What we have in President Bush's long-awaited energy program is a failure to communicate. His Energy Department conducted hearings in 48 states, in 18 months talking to 448 witnesses and poring over 200,000 pages of documents. What was said, by witnesses and members of Congress on both sides of the partisan aisle, convinced some Bush aides that conservation and environmental concerns had reached high status on the public's agenda. Energy Secretary James Watkins, nobody's description of a card-carrying Green, included several major energy-saving plans in his recommendations, but (and here's the disconnect) those were deleted in the White House's final proposals.
What's left are plans to boost domestic oil production and provide new encouragement for nuclear power, hydroelectric power and expanded natural gas exploration. The last world-class domestic oil find, Alaska's Prudhoe Bay, is already dwindling after only 13 years' draining. Mr. Bush's Interior Department has long been a proponent of opening up Alaska National Wildlife Reserve to exploration, but even its best estimates show an expected reservoir of 3.6 billion barrels of oil.

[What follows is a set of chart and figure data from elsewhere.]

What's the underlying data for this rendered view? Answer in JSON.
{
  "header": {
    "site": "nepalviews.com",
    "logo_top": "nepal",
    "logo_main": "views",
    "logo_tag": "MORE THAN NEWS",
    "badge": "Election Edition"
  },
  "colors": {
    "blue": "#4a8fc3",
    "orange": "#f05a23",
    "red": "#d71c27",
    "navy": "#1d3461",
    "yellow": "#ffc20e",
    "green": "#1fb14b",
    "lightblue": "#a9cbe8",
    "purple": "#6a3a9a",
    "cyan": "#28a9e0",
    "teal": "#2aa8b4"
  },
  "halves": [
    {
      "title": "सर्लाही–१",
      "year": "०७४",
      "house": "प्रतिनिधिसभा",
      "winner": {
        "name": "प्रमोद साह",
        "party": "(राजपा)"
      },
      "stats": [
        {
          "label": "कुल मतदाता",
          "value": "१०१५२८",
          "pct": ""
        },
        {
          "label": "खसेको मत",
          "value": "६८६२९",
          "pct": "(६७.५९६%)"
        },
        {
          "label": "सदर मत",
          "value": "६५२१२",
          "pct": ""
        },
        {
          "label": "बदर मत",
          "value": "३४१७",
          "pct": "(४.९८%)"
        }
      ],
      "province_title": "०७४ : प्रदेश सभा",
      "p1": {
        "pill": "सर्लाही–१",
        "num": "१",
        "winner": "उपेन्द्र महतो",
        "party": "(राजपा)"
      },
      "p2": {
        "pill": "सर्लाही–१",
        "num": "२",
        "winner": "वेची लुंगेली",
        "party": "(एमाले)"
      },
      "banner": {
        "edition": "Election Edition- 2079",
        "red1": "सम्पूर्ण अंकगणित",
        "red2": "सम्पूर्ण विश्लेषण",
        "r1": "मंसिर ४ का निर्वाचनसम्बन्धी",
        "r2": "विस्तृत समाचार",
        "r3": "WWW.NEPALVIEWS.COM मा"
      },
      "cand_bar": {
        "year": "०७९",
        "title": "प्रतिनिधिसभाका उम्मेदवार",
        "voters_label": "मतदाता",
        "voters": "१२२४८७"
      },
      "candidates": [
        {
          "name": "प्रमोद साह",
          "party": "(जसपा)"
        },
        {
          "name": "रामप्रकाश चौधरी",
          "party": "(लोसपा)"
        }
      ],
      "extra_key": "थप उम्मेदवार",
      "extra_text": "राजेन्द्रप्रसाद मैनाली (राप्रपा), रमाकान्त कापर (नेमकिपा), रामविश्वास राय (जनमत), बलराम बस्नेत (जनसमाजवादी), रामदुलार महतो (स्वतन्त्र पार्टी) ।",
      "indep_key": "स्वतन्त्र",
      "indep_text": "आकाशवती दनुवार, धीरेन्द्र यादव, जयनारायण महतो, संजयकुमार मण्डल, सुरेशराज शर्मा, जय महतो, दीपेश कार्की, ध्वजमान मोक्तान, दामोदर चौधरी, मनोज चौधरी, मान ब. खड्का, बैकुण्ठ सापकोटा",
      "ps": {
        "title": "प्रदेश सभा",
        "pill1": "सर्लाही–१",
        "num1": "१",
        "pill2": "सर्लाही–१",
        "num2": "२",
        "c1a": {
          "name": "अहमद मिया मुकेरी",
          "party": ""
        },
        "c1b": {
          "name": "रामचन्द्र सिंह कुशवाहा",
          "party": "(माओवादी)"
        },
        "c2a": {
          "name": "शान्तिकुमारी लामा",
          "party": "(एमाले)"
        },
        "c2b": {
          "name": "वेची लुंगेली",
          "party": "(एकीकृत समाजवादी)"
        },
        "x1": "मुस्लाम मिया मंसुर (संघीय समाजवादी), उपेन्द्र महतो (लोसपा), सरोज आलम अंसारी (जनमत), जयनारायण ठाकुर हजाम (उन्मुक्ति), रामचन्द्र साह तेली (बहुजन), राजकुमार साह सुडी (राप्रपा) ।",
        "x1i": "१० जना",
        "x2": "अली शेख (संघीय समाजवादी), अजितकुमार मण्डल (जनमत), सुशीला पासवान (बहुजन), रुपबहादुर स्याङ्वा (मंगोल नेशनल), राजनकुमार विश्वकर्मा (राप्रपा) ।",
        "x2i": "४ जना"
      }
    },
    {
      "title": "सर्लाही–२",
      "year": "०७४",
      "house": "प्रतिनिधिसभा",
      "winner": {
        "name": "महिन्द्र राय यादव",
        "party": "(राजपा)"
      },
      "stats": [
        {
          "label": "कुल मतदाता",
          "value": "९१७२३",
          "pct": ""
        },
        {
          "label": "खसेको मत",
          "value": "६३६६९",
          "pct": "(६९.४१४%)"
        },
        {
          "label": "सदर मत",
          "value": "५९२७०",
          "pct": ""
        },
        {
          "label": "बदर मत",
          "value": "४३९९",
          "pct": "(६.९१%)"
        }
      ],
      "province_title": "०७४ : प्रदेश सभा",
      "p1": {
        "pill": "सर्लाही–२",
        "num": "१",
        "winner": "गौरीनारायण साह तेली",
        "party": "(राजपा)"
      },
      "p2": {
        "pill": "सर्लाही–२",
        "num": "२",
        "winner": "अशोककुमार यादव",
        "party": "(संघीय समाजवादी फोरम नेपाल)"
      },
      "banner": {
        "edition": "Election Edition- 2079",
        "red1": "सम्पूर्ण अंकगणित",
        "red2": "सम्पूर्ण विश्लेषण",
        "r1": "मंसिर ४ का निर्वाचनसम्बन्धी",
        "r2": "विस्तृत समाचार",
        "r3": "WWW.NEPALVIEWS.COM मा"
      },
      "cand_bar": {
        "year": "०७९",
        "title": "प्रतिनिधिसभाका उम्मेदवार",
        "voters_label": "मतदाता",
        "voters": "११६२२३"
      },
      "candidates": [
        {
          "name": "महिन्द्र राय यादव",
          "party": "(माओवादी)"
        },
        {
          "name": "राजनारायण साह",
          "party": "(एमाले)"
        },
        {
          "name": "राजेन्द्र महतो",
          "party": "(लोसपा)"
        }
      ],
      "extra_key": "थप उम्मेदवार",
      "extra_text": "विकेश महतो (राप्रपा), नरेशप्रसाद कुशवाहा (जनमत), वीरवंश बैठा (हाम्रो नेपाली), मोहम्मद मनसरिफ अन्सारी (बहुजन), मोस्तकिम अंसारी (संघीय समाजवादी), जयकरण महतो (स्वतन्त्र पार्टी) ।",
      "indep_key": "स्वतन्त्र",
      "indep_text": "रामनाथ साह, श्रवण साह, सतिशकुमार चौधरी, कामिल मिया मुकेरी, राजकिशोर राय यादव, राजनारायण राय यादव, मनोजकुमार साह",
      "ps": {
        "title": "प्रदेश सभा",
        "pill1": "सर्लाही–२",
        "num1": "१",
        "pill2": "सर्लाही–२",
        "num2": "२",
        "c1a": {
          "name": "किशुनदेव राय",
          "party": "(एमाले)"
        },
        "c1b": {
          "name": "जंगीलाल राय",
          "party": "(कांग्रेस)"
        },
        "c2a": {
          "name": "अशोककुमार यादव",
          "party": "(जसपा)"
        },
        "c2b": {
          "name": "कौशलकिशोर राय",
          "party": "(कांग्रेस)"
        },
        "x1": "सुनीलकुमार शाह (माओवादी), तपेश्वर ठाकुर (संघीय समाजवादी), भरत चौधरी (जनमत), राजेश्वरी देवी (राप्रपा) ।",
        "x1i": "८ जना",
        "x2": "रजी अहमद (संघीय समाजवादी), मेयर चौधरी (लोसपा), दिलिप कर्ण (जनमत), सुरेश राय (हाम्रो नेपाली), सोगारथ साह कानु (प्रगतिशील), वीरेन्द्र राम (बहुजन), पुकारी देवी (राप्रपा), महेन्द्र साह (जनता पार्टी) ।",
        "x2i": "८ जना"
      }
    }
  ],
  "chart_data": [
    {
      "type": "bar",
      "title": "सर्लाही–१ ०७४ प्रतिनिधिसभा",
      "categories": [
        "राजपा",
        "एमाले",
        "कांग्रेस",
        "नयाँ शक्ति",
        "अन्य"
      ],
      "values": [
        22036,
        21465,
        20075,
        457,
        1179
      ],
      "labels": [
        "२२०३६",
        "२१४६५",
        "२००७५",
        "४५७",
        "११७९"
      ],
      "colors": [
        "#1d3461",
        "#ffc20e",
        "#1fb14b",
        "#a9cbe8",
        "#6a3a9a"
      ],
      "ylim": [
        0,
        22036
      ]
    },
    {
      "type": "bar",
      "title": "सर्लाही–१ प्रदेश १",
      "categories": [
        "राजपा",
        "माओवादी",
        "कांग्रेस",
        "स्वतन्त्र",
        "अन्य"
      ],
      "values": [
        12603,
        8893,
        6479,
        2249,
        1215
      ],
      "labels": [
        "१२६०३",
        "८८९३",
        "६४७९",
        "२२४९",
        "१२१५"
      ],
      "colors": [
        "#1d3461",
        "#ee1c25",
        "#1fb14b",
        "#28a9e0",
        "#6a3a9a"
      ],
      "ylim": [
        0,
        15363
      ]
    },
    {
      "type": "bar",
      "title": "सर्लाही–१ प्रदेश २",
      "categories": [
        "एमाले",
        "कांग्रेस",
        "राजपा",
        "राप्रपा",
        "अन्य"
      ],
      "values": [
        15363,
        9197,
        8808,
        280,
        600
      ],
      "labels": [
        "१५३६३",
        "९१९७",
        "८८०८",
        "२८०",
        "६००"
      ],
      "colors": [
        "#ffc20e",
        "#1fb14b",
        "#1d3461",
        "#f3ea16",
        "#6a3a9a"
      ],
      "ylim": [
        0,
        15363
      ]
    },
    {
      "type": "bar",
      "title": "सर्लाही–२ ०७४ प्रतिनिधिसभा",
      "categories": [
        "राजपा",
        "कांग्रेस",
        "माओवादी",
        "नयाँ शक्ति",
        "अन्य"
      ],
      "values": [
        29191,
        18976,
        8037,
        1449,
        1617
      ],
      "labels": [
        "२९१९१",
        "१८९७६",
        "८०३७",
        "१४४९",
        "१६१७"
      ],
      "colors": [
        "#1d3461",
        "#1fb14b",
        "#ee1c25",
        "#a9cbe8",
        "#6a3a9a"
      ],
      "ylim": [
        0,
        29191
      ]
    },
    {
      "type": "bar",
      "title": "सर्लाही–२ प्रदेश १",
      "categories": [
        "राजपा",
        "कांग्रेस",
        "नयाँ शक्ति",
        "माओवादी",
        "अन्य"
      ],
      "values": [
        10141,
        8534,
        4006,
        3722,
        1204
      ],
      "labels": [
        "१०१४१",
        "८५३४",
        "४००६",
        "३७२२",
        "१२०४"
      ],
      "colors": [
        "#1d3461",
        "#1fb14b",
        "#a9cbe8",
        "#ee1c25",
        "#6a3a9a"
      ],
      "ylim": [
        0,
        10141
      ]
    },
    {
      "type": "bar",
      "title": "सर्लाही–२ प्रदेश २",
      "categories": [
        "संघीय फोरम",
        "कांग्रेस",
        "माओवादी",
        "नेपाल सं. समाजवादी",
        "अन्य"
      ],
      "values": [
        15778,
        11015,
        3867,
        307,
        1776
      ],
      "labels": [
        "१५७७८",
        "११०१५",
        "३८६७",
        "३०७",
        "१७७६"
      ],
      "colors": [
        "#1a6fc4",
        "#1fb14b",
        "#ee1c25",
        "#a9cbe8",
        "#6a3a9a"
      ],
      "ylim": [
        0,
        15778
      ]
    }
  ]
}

That's a third the size of Prudhoe Bay, not enough to dent imports that provide half this country's 17.3 million barrel-a-day oil use. Hydroelectric power is clean, but the most productive sites have long been harnessed. Drilling for oil in marginal basins, or prospecting for gas in environmentally sensitive areas will not be politically popular. And nuclear power carries its own baggage: no new plants have been planned in a decade.